Les avenants seront déposés dans les mêmes conditions que celles prévues à l’article L2231-6 du Code du travail et seront opposables à l’ensemble des employeurs et des salariés liés par cet accord.
En cas de modification des dispositions législatives, réglementaires ou conventionnelles qui rendraient inapplicables une quelconque des dispositions du présent accord ou qui remettrait en cause l’équilibre économique de l’entreprise, les parties conviennent d’ouvrir des négociations pour examiner les possibilités d’adapter le présent accord.
Dénonciation de l’accord :
Le présent accord pourra être dénoncé totalement ou partiellement à tout moment par l’une ou l’autre des parties signataires ou adhérentes conformément aux dispositions des articles L2222-6 et L2261-9 et suivants du Code du travail.

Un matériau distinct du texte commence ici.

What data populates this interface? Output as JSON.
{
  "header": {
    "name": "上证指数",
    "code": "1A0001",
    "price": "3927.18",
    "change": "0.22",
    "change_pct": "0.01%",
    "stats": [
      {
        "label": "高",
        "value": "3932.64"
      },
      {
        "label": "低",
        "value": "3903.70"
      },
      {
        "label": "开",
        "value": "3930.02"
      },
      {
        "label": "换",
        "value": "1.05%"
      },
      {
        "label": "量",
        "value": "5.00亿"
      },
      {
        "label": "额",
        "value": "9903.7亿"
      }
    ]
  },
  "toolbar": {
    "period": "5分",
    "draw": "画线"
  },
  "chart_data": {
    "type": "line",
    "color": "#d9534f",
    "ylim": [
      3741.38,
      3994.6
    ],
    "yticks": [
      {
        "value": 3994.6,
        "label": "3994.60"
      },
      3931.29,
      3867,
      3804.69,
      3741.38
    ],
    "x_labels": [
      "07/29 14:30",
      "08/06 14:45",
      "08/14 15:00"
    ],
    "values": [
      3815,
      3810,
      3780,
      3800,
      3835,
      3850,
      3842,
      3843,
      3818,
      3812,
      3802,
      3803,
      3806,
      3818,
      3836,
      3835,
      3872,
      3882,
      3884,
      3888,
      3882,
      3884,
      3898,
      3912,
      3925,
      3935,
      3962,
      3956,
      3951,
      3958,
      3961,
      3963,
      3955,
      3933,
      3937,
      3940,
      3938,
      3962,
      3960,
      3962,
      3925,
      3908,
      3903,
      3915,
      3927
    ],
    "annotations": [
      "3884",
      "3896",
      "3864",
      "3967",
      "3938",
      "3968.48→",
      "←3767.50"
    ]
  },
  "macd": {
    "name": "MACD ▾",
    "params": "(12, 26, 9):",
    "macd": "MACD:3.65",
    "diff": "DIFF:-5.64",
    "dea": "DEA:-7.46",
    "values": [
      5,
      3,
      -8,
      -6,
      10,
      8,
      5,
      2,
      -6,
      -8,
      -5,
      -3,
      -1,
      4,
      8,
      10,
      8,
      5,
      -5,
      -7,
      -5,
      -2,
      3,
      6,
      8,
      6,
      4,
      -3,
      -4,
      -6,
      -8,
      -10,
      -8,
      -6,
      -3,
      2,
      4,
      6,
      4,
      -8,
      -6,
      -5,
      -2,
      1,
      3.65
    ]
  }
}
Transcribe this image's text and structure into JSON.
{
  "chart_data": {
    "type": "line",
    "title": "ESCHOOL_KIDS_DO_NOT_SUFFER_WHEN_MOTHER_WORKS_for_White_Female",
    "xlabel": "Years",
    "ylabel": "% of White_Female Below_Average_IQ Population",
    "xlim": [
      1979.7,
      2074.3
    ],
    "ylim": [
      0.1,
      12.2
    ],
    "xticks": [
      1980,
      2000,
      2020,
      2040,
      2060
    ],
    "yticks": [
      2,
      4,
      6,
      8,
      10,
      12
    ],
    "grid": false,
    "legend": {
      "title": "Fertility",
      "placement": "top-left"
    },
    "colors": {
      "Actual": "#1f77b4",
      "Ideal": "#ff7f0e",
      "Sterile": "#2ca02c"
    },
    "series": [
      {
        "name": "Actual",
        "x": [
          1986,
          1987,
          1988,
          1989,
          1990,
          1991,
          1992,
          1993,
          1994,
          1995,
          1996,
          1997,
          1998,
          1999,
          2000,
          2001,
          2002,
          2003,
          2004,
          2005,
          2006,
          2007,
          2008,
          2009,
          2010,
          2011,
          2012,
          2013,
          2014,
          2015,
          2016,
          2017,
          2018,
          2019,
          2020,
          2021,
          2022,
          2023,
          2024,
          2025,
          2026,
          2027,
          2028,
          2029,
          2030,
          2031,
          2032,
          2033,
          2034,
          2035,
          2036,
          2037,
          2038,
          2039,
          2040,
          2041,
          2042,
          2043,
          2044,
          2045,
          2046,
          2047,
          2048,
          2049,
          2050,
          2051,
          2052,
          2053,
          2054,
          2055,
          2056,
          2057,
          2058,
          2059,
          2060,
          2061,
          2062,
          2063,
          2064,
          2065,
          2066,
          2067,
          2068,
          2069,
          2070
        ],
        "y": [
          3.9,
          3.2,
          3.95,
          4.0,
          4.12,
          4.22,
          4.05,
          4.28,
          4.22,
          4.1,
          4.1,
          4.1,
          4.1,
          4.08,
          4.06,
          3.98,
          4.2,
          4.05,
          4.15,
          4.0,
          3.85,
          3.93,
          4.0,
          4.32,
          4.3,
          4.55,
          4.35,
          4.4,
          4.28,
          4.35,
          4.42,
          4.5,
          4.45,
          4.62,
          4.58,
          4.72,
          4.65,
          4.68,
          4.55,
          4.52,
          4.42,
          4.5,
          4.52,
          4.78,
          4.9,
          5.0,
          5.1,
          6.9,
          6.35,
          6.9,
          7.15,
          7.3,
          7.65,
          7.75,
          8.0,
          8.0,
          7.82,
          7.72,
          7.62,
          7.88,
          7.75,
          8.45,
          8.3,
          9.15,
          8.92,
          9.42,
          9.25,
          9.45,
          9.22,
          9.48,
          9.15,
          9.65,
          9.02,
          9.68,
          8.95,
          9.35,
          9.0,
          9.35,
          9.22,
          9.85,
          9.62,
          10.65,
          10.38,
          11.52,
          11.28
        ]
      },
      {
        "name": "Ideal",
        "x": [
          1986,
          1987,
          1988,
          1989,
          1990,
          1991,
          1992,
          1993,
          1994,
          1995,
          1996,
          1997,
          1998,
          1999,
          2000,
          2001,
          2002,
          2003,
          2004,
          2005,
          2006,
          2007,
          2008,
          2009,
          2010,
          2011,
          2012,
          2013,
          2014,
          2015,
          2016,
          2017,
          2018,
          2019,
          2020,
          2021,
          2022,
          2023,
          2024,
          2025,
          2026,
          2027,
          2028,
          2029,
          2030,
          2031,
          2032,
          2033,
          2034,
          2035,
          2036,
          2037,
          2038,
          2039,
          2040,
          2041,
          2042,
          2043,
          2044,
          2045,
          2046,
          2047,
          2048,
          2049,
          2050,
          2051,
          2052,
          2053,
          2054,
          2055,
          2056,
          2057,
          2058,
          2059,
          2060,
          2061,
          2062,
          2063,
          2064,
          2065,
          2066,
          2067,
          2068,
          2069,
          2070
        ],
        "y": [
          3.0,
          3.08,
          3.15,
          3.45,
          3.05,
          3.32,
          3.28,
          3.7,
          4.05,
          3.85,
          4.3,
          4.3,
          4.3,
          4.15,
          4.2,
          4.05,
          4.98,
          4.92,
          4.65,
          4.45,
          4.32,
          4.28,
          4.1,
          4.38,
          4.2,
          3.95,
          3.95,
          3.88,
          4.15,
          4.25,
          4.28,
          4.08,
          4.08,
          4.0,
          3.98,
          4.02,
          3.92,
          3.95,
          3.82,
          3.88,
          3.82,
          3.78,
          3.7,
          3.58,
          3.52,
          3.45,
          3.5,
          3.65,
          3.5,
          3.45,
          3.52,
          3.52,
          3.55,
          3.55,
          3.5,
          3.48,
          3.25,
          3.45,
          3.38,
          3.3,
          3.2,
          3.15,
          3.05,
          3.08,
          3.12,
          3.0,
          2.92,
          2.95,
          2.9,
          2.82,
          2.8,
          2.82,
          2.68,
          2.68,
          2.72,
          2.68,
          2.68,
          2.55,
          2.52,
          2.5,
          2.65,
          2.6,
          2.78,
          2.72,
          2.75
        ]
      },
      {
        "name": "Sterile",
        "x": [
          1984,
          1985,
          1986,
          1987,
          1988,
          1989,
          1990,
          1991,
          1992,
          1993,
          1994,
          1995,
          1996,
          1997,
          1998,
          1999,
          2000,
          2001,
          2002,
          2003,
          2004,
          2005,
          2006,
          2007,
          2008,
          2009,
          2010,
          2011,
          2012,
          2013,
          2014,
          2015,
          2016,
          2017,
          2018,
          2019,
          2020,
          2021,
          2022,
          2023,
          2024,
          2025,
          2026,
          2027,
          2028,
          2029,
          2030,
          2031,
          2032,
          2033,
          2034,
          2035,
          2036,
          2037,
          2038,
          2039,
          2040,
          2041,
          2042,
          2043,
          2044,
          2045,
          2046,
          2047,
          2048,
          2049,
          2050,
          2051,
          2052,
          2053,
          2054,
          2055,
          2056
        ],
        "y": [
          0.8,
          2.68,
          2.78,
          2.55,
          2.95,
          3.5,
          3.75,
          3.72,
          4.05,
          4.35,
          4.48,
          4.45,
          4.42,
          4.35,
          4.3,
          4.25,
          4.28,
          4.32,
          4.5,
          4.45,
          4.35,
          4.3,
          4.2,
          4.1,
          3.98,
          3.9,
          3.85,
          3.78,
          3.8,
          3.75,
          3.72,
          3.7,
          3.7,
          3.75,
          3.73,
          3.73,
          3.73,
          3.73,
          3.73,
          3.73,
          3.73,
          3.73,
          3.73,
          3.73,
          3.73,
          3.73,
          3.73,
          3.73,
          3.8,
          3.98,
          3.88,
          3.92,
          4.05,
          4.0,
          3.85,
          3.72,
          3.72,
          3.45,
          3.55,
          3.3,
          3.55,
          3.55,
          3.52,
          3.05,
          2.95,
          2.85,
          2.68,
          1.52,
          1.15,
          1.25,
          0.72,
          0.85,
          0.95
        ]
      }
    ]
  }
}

La dénonciation totale ou partielle devra être notifiée par lettre recommandée par la partie qui dénonce l’autre partie et devra donner lieu aux formalités de dépôt conformément aux dispositions de l’article D2231-2 du Code du travail. Elle sera adressée par lettre recommandée, avec demande d’avis de réception, à la DREETS.
6.3 - Dépôt et publicité de l’accord
Les modalités de publicité sont les suivantes :
Un exemplaire original sera conservé par chacune des parties
Le présent accord sera déposé sur la plateforme « TéléAccords » accessible depuis le site accompagné des pièces prévues à l'article D. 2231-7 du code du travail.
Conformément à l'article D. 2231-2, un exemplaire de l'accord est également remis au greffe du conseil de prud'hommes de VIENNE.
Les éventuels avenants de révision du présent accord feront l'objet des mêmes mesures de publicité.
La mention de cet accord figurera sur les emplacements réservés à la communication avec le personnel.